Бабушка дрожащим старческим голосом читает:
— …Тогда будет великая скорбь, какой не было от начала мира доныне и не будет…
— …И вдруг после скорби дней тех солнце померкнет и луна не даст своего света, и звезды спадут с неба, и силы небесные поколеблются. Тогда явится знамение сына человеческого… И пошлет ангелов своих с трубою громогласною, и соберут избранных его от четырех ветров, от края небес и до края их…
Одинокий, ничтожный, я окружен неведомой, необъятной вселенной. Обстоит грозное, неумолимое… Вот-вот кромешный мрак загасит жалкий свет, и тогда произойдет нечто, невообразимо ужасное: раскроются земные недра, поднимутся крышки гробов, восстанут мертвецы; в громах, в пламени появится некто судить людей последним судом. Когда это может сбыться — неизвестно: через год, сегодня ночью, сейчас. В кухне у Николая Ивановича висит лубок: пузатый, кольчатый змий, извиваясь, пышет синим огнем. Около него сатана. В правой руке он держит вилы, в левой руке зажал грешника. Ниже преисподняя: одни из грешников погружены в котлы с кипящей смолой, других дьяволы подвешивают за ребра на крюки, с иных сдирают кожу. Меня пронзает холодный ужас. Я цепенею. Что-то темное, хаотическое втягивает меня в себя. Стынут внутренности. В последующей жизни мне приходилось переживать немало очень тяжелых моментов, но едва ли я ошибусь, если напишу: самое мрачное пережил я в детстве, слушая черничек. Тлетворная, губительная отрава!..
…Перед иконами зажигается лампада. Бабушка нараспев читает кафизмы:
— Человек яко трава, дни его яко цвет сельный, тако отцветет. Яко дух пройдет в нем, и не будет, и не познает к тому места своего…

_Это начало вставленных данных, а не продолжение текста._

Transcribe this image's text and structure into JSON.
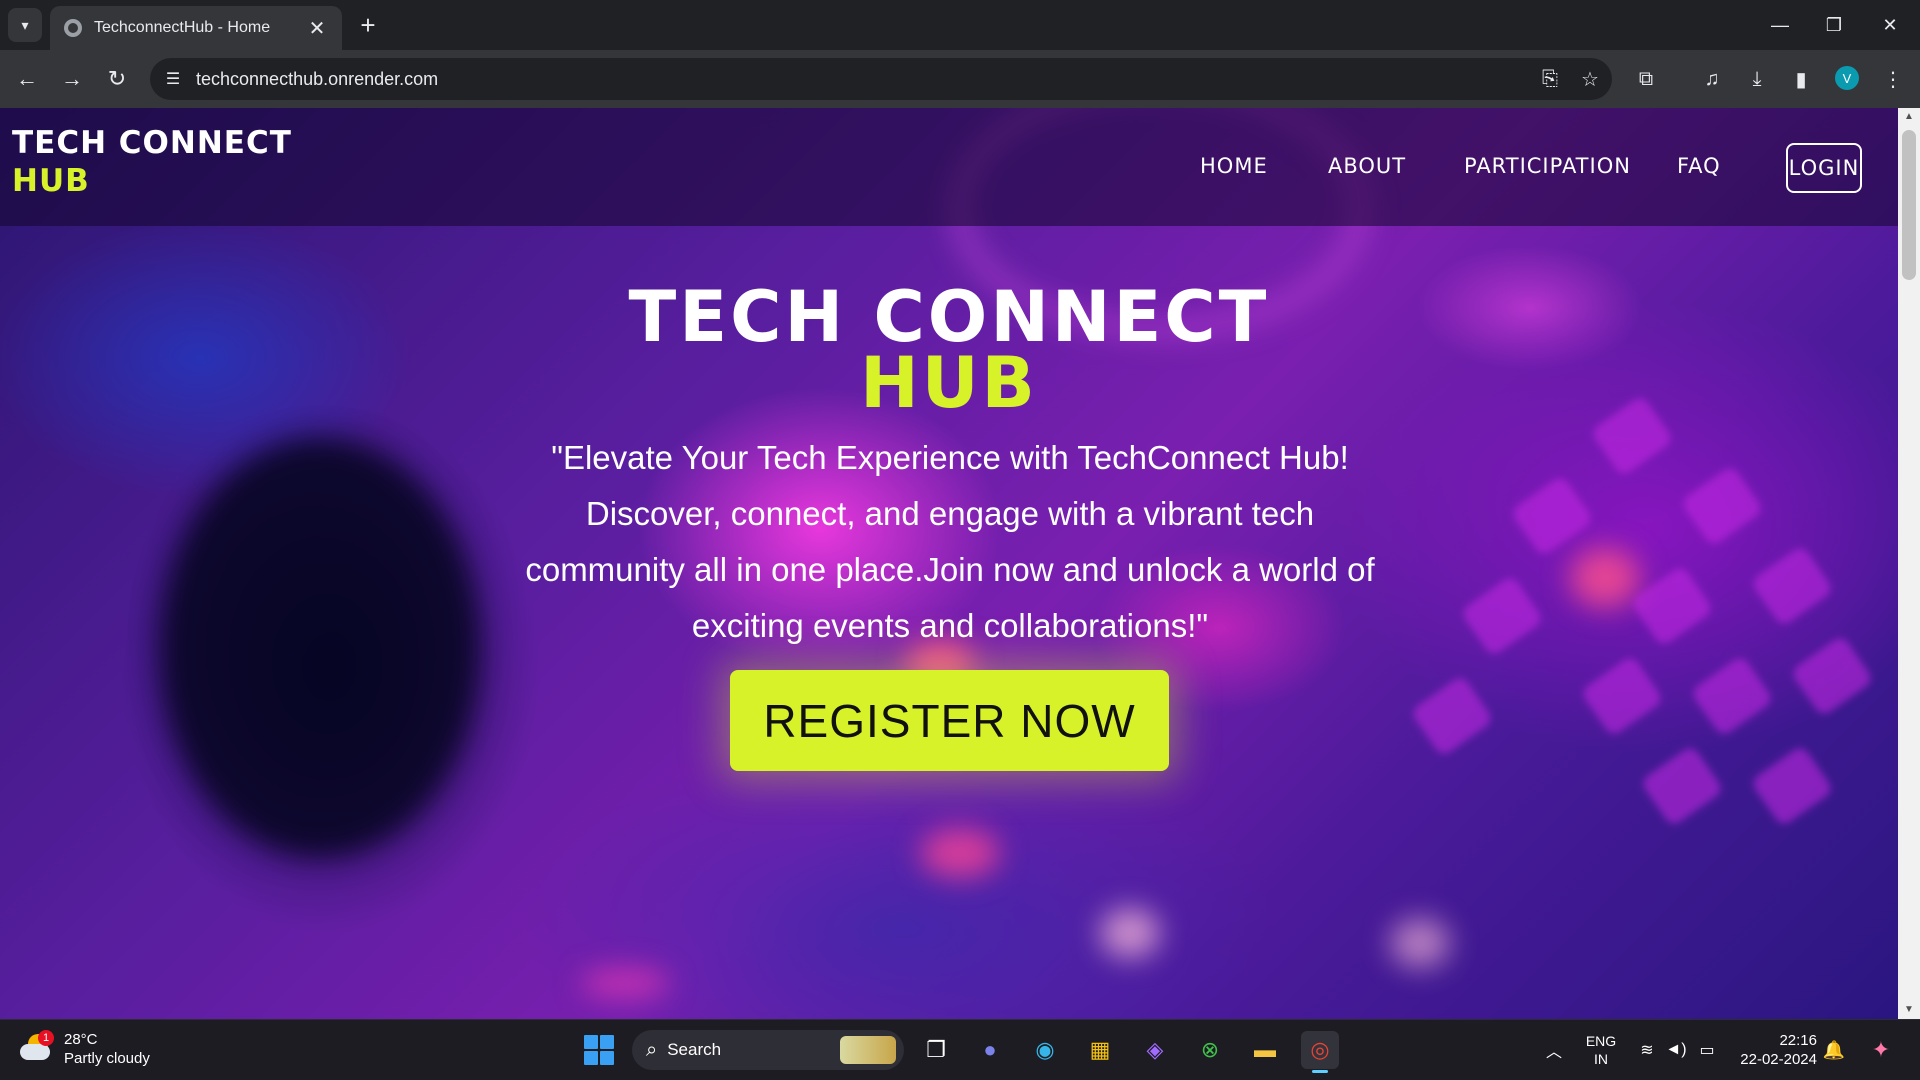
{
  "browser": {
    "tab_title": "TechconnectHub - Home",
    "url": "techconnecthub.onrender.com",
    "profile_initial": "V",
    "new_tab_symbol": "+",
    "close_symbol": "✕"
  },
  "site": {
    "logo_line1": "TECH CONNECT",
    "logo_line2": "HUB",
    "nav": {
      "home": "HOME",
      "about": "ABOUT",
      "participation": "PARTICIPATION",
      "faq": "FAQ",
      "login": "LOGIN"
    },
    "hero": {
      "title_line1": "TECH CONNECT",
      "title_line2": "HUB",
      "tagline": "\"Elevate Your Tech Experience with TechConnect Hub! Discover, connect, and engage with a vibrant tech community all in one place.Join now and unlock a world of exciting events and collaborations!\"",
      "cta": "REGISTER NOW"
    },
    "colors": {
      "accent": "#d8f22a",
      "white": "#ffffff"
    }
  },
  "taskbar": {
    "weather_temp": "28°C",
    "weather_desc": "Partly cloudy",
    "weather_badge": "1",
    "search_label": "Search",
    "lang_line1": "ENG",
    "lang_line2": "IN",
    "time": "22:16",
    "date": "22-02-2024"
  }
}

Лица черничек покорны, чернички припадают к полу, точно подбитые птицы с беспомощно распластанными крыльями. Ольга не сводит глаз с распятого Христа, глаза у нее окаменели. Прасковья тяжко вздыхает, черничка Аграфена молится в забытье. Образ Христа двоится: он страдал за людей, принял позорную смерть, прощал блудниц, разбойников, мытарей, грешников. На нем терновый венец, венец страданий. Но Иисуса страдальца, бедняка, заслоняет другой Иисус, бог кары, бог ненависти ко всему земному… Припоминается Вий Гоголя: «Поднимите мне веки: не вижу, — сказал подземным голосом Вий, — и все сонмище кинулось подымать его веки… — Не гляди, — шепнул какой-то внутренний голос философу…» — Мне тоже чудится, будто за спиной кто-то стоит. Оглянусь — «оно» схватит меня, и я погибу… — «Вот он! — закричал Вий и уставил на него железный палец…» — Я весь дрожу мелкой дрожью, с трудом крещусь и лежу на полу почти в беспамятстве и, когда прихожу в себя, страстно, горячо шепчу — «Боже спасения моего, боже спасения моего!..» Больше я ничего не в силах произнести; и все кладу земные поклоны вместе с черничками.